Description
Currently we collect labels in various places (scala_library/scala_binary/scala_import/etc) and propagate them onwards.
This is valuable since when we want to report to the user on a problem with a transitive dependency (unused deps/strict deps) we have a meaningful label and not just a file path.
Java rules also used a similar (but different) approach but have moved a year or more ago to a different approach.
Their current approach "stamps" the jar upon creation* with its label (k/v in the manifest.mf) and so if they ever need to report (which is the rare case) then and only then they pay the (higher) price of opening the jar and reading the manifest to improve the user reporting.
This doesn't actually happen on jar creation but implicitly on ijar creation.
This means that we need to explicitly stamp our outputs for scala_import and scala_macro_library since they don't go through ijar. java_common has a special API for this.
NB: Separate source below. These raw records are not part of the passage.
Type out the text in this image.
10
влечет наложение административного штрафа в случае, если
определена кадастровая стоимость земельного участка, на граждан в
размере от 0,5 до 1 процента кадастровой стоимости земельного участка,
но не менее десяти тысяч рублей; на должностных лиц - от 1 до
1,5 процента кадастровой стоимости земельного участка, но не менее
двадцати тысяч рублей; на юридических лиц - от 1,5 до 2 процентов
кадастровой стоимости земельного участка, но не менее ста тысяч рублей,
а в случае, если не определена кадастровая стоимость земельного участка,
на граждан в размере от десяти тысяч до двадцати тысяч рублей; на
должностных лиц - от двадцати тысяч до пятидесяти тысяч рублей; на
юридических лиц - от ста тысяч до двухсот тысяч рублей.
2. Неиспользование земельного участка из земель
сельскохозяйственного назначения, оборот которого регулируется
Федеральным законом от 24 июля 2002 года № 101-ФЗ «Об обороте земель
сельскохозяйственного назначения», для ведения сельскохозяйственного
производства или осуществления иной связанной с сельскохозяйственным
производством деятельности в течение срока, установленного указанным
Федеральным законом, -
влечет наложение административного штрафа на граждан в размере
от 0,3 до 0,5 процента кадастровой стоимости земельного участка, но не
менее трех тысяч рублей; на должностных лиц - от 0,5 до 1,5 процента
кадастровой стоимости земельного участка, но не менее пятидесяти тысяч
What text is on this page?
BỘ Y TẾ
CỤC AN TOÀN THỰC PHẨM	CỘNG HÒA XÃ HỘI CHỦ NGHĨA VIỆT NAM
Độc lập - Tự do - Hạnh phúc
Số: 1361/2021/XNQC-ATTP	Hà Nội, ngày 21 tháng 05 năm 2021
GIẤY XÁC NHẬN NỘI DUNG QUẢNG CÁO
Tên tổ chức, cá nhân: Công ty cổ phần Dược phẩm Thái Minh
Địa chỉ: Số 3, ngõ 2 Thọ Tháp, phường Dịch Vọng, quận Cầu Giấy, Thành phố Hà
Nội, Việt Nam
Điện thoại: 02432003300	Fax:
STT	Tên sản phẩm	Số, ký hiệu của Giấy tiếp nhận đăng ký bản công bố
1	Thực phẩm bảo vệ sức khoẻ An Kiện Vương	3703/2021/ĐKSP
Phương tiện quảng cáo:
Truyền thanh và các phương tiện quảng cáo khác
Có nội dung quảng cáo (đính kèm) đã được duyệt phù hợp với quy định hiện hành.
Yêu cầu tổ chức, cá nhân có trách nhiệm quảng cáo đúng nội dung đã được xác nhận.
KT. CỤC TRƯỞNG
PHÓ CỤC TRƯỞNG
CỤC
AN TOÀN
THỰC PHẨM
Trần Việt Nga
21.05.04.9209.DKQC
Note that some tests will fail with this change since our existing mechanism allows us to remap labels (if bar
exports foo
then when someone uses bar
the outputs of foo
will be listed as bar
). This is valuable in having facade targets for logical libraries.
After lengthy discussions it was agreed that the solution for this pattern should be in a smarter tool that will use bazel query to find the fact that bar
exports foo
and will add bar
to the caller.
Also the changes in #716 are needed.